Following are some excerpts from the paper Skip-Thought Vectors by Ryan Kiros et al. from University of Toronto. Those excerpts summarize the main idea of the paper. The details require typing lots of mathematical formulas, thus are omitted.
Paper name: Skip-Thought Vectors
Paper published time: 2015
Paper authors: Ryan Kiros et al.
Key words: Distributed Representation, Recurrent Neural Networks,Sentence Vector Representation, semantic relatedness, paraphrase detection, image-sentence ranking, question-type classification
Overview
In recent years, several approaches have been developed for learning composition operators that map word vectors to sentence vectors including recursive networks, recurrent networks, convolutional networks and recursive-convolutional methods among others. All of these methods produce sentence representations that are passed to a supervised task and depend on a class label in order to backpropagate through the composition weights. Consequently, these methods learn high quality sentence representations but are tuned only for their respective task.
In this paper, the authors consider the following question: is there a task and a corresponding loss that will allow us to learn highly generic sentence representations? The authors' answer to this question is the model proposed in this paper, which is called skip-thoughts and vectors induced by this model are called skip-thought vectors.
The basic idea of the model is that, instead of using a word to predict its surrounding context, we instead encode a sentence to predict the sentences around it. Thus, any composition operator can be substituted as a sentence encoder and only the objective function becomes modified.
Approach
Inducing skip-thought vectors
The paper treated skip-thoughts in the framework of encoder-decoder models. That is, an encoder maps words to a sentence vector and a decoder is used to generate the surrounding sentences.
In the model, the authors used an RNN encoder with GRU activations and an RNN decoder with a conditional GRU. While RNNs are used, any encoder and decoder can be used so long as we can backpropagate through it.

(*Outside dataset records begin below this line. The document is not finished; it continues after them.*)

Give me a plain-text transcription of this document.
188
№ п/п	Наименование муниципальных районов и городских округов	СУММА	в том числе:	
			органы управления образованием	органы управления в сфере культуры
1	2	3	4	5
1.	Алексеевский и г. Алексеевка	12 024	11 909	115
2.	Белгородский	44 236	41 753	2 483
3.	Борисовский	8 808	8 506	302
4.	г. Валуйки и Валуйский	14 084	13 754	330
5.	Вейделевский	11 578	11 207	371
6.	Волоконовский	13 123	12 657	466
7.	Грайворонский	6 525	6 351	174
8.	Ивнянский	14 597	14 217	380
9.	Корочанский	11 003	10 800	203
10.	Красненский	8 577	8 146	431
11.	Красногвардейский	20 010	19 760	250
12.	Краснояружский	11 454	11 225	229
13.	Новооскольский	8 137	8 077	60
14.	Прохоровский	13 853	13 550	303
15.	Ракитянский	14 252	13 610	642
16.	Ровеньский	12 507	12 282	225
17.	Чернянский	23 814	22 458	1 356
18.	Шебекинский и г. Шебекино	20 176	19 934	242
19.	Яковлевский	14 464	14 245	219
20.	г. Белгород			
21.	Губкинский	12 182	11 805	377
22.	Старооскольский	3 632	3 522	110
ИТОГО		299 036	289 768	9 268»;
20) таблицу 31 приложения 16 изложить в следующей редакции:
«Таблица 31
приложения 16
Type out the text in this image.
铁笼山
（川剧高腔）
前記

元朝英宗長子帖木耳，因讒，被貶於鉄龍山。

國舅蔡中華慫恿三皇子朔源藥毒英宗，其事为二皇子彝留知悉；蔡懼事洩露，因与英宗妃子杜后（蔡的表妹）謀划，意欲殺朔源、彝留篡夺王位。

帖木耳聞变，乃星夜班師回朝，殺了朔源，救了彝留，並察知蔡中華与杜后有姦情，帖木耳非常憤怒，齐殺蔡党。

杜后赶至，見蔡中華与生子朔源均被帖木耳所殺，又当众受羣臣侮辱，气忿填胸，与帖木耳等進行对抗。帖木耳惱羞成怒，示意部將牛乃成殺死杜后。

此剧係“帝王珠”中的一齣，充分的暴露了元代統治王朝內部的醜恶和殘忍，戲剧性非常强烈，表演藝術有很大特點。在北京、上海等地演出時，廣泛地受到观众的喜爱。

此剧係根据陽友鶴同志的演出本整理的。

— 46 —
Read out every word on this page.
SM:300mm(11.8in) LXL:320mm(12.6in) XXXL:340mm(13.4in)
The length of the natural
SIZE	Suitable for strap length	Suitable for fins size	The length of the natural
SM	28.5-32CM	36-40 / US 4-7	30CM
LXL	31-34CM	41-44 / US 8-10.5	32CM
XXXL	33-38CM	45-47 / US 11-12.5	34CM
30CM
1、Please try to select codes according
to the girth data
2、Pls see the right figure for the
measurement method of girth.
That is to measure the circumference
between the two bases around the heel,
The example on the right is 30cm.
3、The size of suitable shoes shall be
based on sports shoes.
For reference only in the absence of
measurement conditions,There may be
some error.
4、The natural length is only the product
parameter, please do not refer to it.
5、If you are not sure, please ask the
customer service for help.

After training, sentences that share semantic and syntactic properties are thus mapped to similar vector representations.
Vocabulary expansion
The paper also introduced a simple vocabulary expansion method to encode words that were not seen as part of training, allowing us to expand our vocabulary to a million words.
Suppose we have a model that was trained to induce word representations, and we also assume that the vocabulary of this word embedding space is much larger than that of the Skip-Thought model we trained. Then, we train a linear mapping between the translation of word spaces. Thus, any word from word embedding space can now be mapped into Skip-Thought word space for encoding sentences.
An alternative strategy is to avoid words altogether and train at the character level.
Experiments Setup
In the experiments, the authors evaluated the capability of the encoder as a generic feature extractor after training on the BookCorpus dataset. The experimentation setup on each task is as follows:
Using the learned encoder as a feature extractor, extract skip-thought vectors for all sentences.
If the task involves computing scores between pairs of sentences, compute component-wise features between pairs.
Train a linear classifier on top of the extracted features, with no additional fine-tuning or backpropagation through the skip-thoughts model.
Conclusion
The authors evaluated the effectiveness of skip-thought vectors as an off-the-shelf sentence representation with linear classifiers across 8 tasks. Many of the methods they compared against were only evaluated on 1 task. The fact that skip-thought vectors perform well on all tasks considered highlight the robustness of the representations.
Many variations have yet to be explored, including:
- deep encoders and decoders,
- larger context windows,
- encoding and decoding paragraphs,
- other encoders, such as convnets.
It is likely the case that more exploration of this space will result in even higher quality representations.